徳川幕府をたおして、あたらしくうまれた明治政府は、その支配をつづけるためには、資本主義へのみちをきりひらかねばなりませんでした。
それは、第一に、徳川の封建社会の胎内に、すでにふるい封建制度を内部からつきやぶる、あたらしい力が芽生え、成長しつつあったからです。
封建社会では、支配階級である将軍や諸大名はかれらの家臣団をしたがえ、武力で農民をおさえつけて、農民を「百姓とゴマの油はしぼればしぼるほどでるものなり」といって、「生かさぬよう殺さぬよう」ぎりぎりまでしぼりあげました。農民がやっと生きていけるだけのもの以外は、その生産物いっさいを年貢としてとりあげました。この米づくり経済を維持するために、支配階級は、一六三〇年代から外国との通商や交通を禁じ(鎖国政策)、農民には耕作に精をださせるために、土地からはなれたり、作物を自由にえらんだりすることをゆるさず、酒やお茶をのむな、木綿以外の着ものをきるなと衣・食・住にいたるまで干渉して、奴隷のようにおさえつけました。
しかし、そのような支配がつづくなかで、大名とその家臣団は、まったく生産からはなれてぜいたくな消費一方の生活をおくるようになり、とりあげた年貢を売って、消費物資を買うようになりました。一方、農民も生産力が発展して剰余生産物をうみだすようになり、売るために作物をつくる、つまり、生産物の商品化(野菜から綿、菜種、養蚕など)がはじまりました。
そして、農業から手工業がわかれて独立し、富農や商人のなかがら、はじめは農村家内工業の製品を買いあつめ、これを売ってもうける買占め商人が、そのつぎには、わずかの原料を前貸して、農家がもっている道具で加工させる前貸問屋、さらにすすんで、原料も道具もあたえて農民には労働力を提供させ、低い賃金をはらって製品をひきとる、事実上の賃労働と資本との関係があらわれました。
のちには、絹織物、藍、鋳物紙、酒などの生産のように、おおぜいの周辺農村からの労働者を一つの作業場にあつめて分業化させる、工場制手工業(マニュファクチュア)もあらわれました。これらの富農や商人は、同時に、農民や手工業者を相手とする高利貸でもありましたが、諸大名が財政的な危機におちいった徳川時代のおわりごろには、三井や鴻他のように、諸大名の台所までまかなう実力をもつものもうまれました。
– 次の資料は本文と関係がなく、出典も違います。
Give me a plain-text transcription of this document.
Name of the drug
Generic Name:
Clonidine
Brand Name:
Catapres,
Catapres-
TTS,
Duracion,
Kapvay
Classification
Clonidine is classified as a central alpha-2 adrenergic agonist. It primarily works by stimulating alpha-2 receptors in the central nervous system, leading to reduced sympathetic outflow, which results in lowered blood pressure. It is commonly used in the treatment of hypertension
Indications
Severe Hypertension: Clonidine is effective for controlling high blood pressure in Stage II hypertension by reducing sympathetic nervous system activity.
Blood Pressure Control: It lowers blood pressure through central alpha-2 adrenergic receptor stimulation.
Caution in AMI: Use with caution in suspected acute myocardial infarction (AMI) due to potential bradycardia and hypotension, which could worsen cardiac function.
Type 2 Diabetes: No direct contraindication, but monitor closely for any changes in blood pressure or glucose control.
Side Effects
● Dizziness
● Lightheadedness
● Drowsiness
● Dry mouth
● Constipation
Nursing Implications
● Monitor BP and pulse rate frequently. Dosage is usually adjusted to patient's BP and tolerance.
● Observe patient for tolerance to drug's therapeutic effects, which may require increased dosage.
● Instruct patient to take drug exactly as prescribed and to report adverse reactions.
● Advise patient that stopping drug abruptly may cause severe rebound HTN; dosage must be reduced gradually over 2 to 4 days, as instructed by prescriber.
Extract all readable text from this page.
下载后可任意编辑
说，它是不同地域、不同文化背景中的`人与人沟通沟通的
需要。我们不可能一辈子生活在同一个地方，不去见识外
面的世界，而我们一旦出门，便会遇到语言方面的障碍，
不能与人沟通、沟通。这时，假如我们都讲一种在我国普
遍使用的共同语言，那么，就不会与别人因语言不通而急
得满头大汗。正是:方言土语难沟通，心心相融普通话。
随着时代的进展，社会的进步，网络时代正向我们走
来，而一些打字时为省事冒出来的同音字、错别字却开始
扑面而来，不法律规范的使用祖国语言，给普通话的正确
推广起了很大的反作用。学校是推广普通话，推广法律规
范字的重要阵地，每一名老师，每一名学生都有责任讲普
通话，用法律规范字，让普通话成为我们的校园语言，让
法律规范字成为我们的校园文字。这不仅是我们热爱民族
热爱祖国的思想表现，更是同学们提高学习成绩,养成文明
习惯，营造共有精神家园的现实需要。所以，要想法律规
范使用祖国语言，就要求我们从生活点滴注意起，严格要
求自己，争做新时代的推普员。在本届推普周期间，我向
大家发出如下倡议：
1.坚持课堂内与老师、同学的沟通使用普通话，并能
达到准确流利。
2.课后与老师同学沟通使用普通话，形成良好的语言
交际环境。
こうして、封建社会の胎内に、経済活動の自由をもとめて、内部からその枠をうちやぶろうとするあたらしい力が頭をもたげてきたのです。
外国資本主義の圧迫が外からくわわった。
明治政府に新本主義への道を取らせた第二の要因は、欧米資本主義による外部から圧迫でした。
当時、欧米諸国はすでに資本主義の自由競争の時代から独占の時代、植民地分割の時代にすすもうとしており、商品の市場や原料資源をもとめて、きそって未開のアジアヘ進出してきました。日本にたいしても、すでにロシアが、一七九二年に北海道の松前へ、一八○四年に長崎へ使節をおくって開港をもとめましたが、そのごイギリス、アメリカ、フランスが相ついで開港と貿易をもとめてきました。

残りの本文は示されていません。